Professor Krugman explained last week that France is superior to the US because it has higher unemployment rate, slower growth and lower income per capita.
Oringinal Source. Now you might ask why is it better to be poorer? Because the French are working less they have more time to be with their families.
Krugman slants his data and argument against the United States in every column. So we have our designated Krugman fisker -
Don Luskin. Luskin examines in
National Review the differences and finds
- the average Frenchman has lower disposable income than an American at the poverty line!!
- Its average real GDP growth since 1991 has been 1.8% per year, compared to 3.1% for the United States.
- Its GDP per capita is lower than all but the poorest four U.S. states — lower even than Alabama, a state Krugman nastily described the week before last as being populated by people too poorly educated to work in automobile factories.
In the meantime, Krugman rationalizes it away as a matter of "family values" — deliberately mocking the slogan of some American conservatives. He says members of the typical "French family are compensated for their lower income with much more time together," and that France is "extremely supportive of the family as an institution."
Let's talk about that "lower income." Krugman Truth Squad member Bruce Bartlett points to a report by the European consulting firm Timbro that found that total private consumption per capita in France is about half that of the U.S. The average French family has a lower standard of living than Americans living below the poverty level. Impoverished Americans have 16% more dwelling space per capita than the average French; the American poor are more likely to have a car, a dishwasher, a microwave oven, a personal computer, and a clothes drier.
So now we know what French families are doing with all that extra time together — they're crouching in cramped living quarters doing household labor.

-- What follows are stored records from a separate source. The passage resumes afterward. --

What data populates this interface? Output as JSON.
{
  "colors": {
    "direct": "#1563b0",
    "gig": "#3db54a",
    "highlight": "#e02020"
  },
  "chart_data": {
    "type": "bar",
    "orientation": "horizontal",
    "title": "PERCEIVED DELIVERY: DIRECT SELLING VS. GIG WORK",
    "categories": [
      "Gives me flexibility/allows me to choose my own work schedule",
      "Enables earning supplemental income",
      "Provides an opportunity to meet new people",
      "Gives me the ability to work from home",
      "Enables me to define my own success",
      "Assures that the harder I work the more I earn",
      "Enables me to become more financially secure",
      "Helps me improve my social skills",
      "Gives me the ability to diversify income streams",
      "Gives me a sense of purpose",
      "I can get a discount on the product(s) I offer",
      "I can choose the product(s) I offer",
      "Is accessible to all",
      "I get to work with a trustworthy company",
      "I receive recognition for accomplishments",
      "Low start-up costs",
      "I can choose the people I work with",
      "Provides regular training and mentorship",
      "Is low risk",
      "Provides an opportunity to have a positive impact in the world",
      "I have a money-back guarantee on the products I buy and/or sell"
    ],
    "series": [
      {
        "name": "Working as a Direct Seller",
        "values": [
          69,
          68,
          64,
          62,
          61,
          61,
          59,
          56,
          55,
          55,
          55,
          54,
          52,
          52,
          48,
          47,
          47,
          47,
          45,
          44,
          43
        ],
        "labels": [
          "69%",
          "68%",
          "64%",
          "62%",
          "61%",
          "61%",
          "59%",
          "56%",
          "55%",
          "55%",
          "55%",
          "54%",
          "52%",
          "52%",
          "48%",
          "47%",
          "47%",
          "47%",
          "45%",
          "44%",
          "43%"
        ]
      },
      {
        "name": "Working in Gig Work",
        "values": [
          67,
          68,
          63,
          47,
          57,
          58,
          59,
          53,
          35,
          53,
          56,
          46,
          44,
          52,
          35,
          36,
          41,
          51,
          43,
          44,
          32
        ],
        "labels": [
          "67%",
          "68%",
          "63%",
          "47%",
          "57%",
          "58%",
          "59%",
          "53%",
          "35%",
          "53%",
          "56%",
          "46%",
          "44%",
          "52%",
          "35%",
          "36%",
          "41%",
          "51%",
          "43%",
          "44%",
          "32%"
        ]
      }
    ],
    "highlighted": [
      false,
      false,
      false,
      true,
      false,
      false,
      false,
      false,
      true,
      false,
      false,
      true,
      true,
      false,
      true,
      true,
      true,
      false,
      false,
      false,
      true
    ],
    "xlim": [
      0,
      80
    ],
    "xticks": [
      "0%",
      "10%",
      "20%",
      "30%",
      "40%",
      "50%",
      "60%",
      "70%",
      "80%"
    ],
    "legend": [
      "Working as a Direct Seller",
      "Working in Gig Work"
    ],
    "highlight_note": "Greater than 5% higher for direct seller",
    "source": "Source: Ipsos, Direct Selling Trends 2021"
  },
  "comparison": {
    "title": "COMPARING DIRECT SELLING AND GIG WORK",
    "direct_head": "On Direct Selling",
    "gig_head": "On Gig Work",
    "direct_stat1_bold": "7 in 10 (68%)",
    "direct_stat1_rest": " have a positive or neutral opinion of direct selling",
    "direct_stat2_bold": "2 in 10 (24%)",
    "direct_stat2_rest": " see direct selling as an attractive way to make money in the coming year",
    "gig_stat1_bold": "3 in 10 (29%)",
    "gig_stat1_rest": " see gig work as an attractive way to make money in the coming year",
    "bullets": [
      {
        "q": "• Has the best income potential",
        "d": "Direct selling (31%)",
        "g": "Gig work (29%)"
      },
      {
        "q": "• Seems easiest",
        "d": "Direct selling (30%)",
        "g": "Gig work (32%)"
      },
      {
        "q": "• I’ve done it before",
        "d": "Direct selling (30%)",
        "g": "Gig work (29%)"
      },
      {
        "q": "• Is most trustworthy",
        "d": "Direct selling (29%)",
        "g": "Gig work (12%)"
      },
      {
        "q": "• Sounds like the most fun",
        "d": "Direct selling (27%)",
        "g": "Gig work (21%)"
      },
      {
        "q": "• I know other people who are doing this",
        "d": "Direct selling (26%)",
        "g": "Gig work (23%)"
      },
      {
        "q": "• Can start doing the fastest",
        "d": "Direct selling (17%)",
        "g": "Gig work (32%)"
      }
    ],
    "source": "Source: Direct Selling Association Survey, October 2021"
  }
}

At Discovery Institute Brett Swanson
finds 2004 economics Nobel laureate Ed Prescott is bullish on Europe. Not because Europe is doing well, but because things are so bad that they have to get better! And the reason: the problem is high taxes and it can be fixed, if they have desire to:
Spain offers a good case for European optimism. Like many of its continental neighbors, Spain was afflicted with declining labor force participation through the mid-1990s. Let's pause here to look at some facts. From 1993-96, the average hours worked (per working age person, per week) in Spain was 16.5. This compares with 17.5 hours in France and 19.3 in Germany. Clearly, Spain wasn't working.
Then, in 1998, Spain flattened its tax rate in a manner similar to the U.S. tax reforms of 1986. Coupled with labor market reforms of the previous year, Spain's labor force participation increased about 21% in the period 2000-2003, to 20 hours per week, exceeding that of Germany (18.3) and France (17.8). Correspondingly, this increase in labor participation led to increased tax revenues. (Incidentally, Spain, France and Germany all had slightly higher labor force participation rates than the U.S. in the early 1970s, when European tax rates were more in line with those in the U.S.)
But France will follow Krugman and be proud of their proverty. I hope not.